Abderrahmane Achaïbou : Tout d’abord je vous remercie de me donner l’occasion d’éclairer vos lecteurs quant au tort que notre Groupe a subi durant ces dernières années et de la situation actuelle du secteur automobile dans notre pays. Le lecteur pourra critiquer mes propos mais il y a lieu d’en prendre connaissance d’abord. Permettez-moi de commencer par ce verset coranique qui me tient à cœur : “Et ne poursuis pas ce dont tu n’as aucune connaissance. L’ouïe, la vue et le cœur : sur tout cela, en vérité, on sera interrogé.” (Sourate El-Isra, verset 36.) Il faut dire que la première décision qui s’impose est de réparer le désastre causé par Bouchouareb.

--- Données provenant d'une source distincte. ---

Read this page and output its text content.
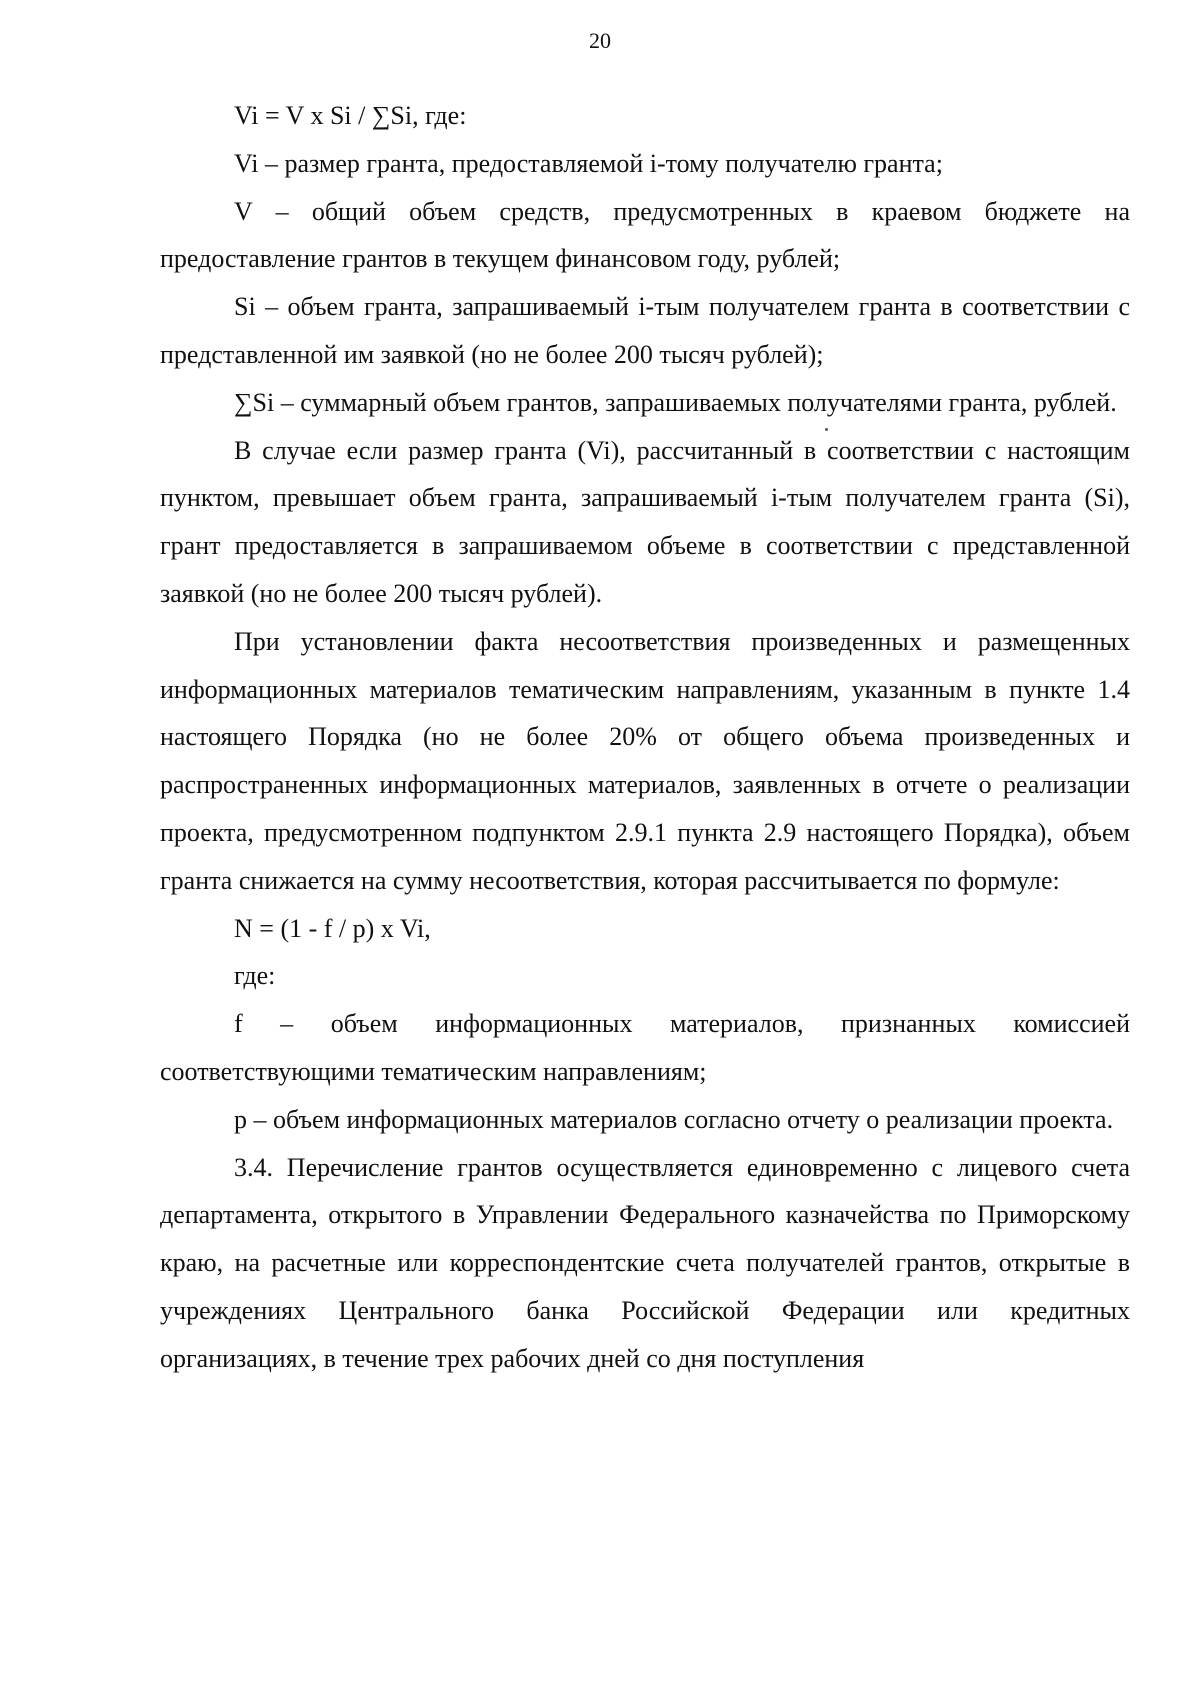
20

Vi = V x Si / ∑Si, где:

Vi – размер гранта, предоставляемой i-тому получателю гранта;

V – общий объем средств, предусмотренных в краевом бюджете на предоставление грантов в текущем финансовом году, рублей;

Si – объем гранта, запрашиваемый i-тым получателем гранта в соответствии с представленной им заявкой (но не более 200 тысяч рублей);

∑Si – суммарный объем грантов, запрашиваемых получателями гранта, рублей.

В случае если размер гранта (Vi), рассчитанный в соответствии с настоящим пунктом, превышает объем гранта, запрашиваемый i-тым получателем гранта (Si), грант предоставляется в запрашиваемом объеме в соответствии с представленной заявкой (но не более 200 тысяч рублей).

При установлении факта несоответствия произведенных и размещенных информационных материалов тематическим направлениям, указанным в пункте 1.4 настоящего Порядка (но не более 20% от общего объема произведенных и распространенных информационных материалов, заявленных в отчете о реализации проекта, предусмотренном подпунктом 2.9.1 пункта 2.9 настоящего Порядка), объем гранта снижается на сумму несоответствия, которая рассчитывается по формуле:

N = (1 - f / p) x Vi,

где:

f – объем информационных материалов, признанных комиссией соответствующими тематическим направлениям;

p – объем информационных материалов согласно отчету о реализации проекта.

3.4. Перечисление грантов осуществляется единовременно с лицевого счета департамента, открытого в Управлении Федерального казначейства по Приморскому краю, на расчетные или корреспондентские счета получателей грантов, открытые в учреждениях Центрального банка Российской Федерации или кредитных организациях, в течение трех рабочих дней со дня поступления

Ce ministre, plutôt que de servir les intérêts de la nation, avait une seule idée en tête : abuser de ses pouvoirs de ministre en faisant main basse sur les concessions des marques automobiles qu’il offre à ses copains au service de ses propres intérêts. Il avait commencé par toucher au cahier des charges, prétextant d’abord l’insuffisance des équipements de sécurité dont disposaient les véhicules importés. Il avait ainsi exigé que tous les véhicules importés soient équipés de kits de sécurité additionnels ; une mesure qui a entraîné le renchérissement des véhicules, étant donné que les équipements additionnels exigés coûtaient 1 200 dollars au minimum.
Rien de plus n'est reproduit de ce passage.